Bureaucracy, equipment shortages, an unwillingness to share, and failed leadership doomed the American response to COVID-19.

3/13/20
The COVID-19 outbreak has been a confusing time for Americans, but one thing has been glaringly clear: The U.S. is way behind when it comes to testing people for the coronavirus. Despite the fact that last week, Vice President Mike Pence promised that “roughly 1.5 million tests” would soon be available, an ongoing Atlantic investigation can confirm that only 13,953 tests have been conducted nationally. By comparison, South Korea, which has one of the largest outbreaks outside China, is testing nearly 20,000 people per day. Testing is essential for identifying people who have been infected and for understanding the true scope of the outbreak. But when the initial test from the Centers for Disease Control and Prevention was rolled out to state public-health laboratories in early February, one of its components was discovered to be faulty. Since then, academic, clinical, and other laboratories have struggled to get or make new tests and diagnose patients. Interviews with laboratory directors and public-health experts reveal a Fyre-Festival-like cascade of problems that have led to a dearth of tests at a time when America desperately needs them. What happened?

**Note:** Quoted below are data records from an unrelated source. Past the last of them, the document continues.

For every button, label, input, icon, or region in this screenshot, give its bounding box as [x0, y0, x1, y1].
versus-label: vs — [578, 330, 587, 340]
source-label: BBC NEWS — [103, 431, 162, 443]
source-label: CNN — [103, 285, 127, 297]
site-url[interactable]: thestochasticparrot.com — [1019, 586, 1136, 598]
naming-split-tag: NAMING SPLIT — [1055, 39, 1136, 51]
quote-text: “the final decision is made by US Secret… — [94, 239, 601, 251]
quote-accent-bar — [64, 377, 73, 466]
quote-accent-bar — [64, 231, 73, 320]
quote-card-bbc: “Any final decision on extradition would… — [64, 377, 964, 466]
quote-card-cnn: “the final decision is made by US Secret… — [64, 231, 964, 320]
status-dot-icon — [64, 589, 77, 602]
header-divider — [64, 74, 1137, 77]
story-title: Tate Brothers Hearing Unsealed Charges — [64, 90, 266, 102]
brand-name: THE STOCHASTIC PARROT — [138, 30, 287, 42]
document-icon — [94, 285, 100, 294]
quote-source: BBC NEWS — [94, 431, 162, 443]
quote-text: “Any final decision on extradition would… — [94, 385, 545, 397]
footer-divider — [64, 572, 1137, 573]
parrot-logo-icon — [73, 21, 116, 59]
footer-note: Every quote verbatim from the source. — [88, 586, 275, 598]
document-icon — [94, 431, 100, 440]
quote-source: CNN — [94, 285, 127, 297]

• The Food and Drug Administration has a protocol called emergency use authorization, or EUA, through which it clears tests from labs around the country for use in an outbreak. Former FDA officials I spoke with said that during past outbreaks, EUAs could be granted in just a couple of days. But this time, the requirements for getting an EUA were so complicated that it would have taken weeks to receive one. Clinical labs were not allowed to begin testing at all before they had received the EUA, even if they had already internally made sure their tests worked.
• Labs and companies need samples of the virus itself in order to make their tests, but delays in getting access to samples further slowed down the test-development process. The coronavirus originated in China, and as several microbiologists told me, the Chinese government does not allow specimens to be shipped outside its borders.
• The U.S. health-care system is broken up into state and county public-health laboratories, which have different equipment than academic research institutions, which have different equipment than hospitals that diagnose patients. So the same test won’t necessarily work in different places. We don’t have a nationalized health-care system where you put the same equipment in all the hospitals. We have all these independent hospital systems with their own equipment in their own labs.
• For months, President Trump has made light of the coronavirus, telling attendees at a Black History Month reception, for instance, that perhaps the virus could miraculously disappear. He claimed on Twitter that the U.S. has done a “great job” handling the outbreak. Such a cavalier attitude seems unlikely to have motivated health officials to take things seriously. There’s reportedly been tension and infighting between the president and his HHS secretary, Alex Azar, as well as between the FDA and the CDC. Vice President Mike Pence, who has no background in public health, repeatedly sidelined Azar from the coronavirus-response task force, and the White House appears to be blaming Azar for any failures in its coronavirus response. There was a huge amount of infighting about who could or who should lead this, and there was a sense that a lot of people [inside HHS] weren’t considering it a major threat.
A total circle jerk response from Washington. Many Americans will die due to their cavalier attitudes and incompetence.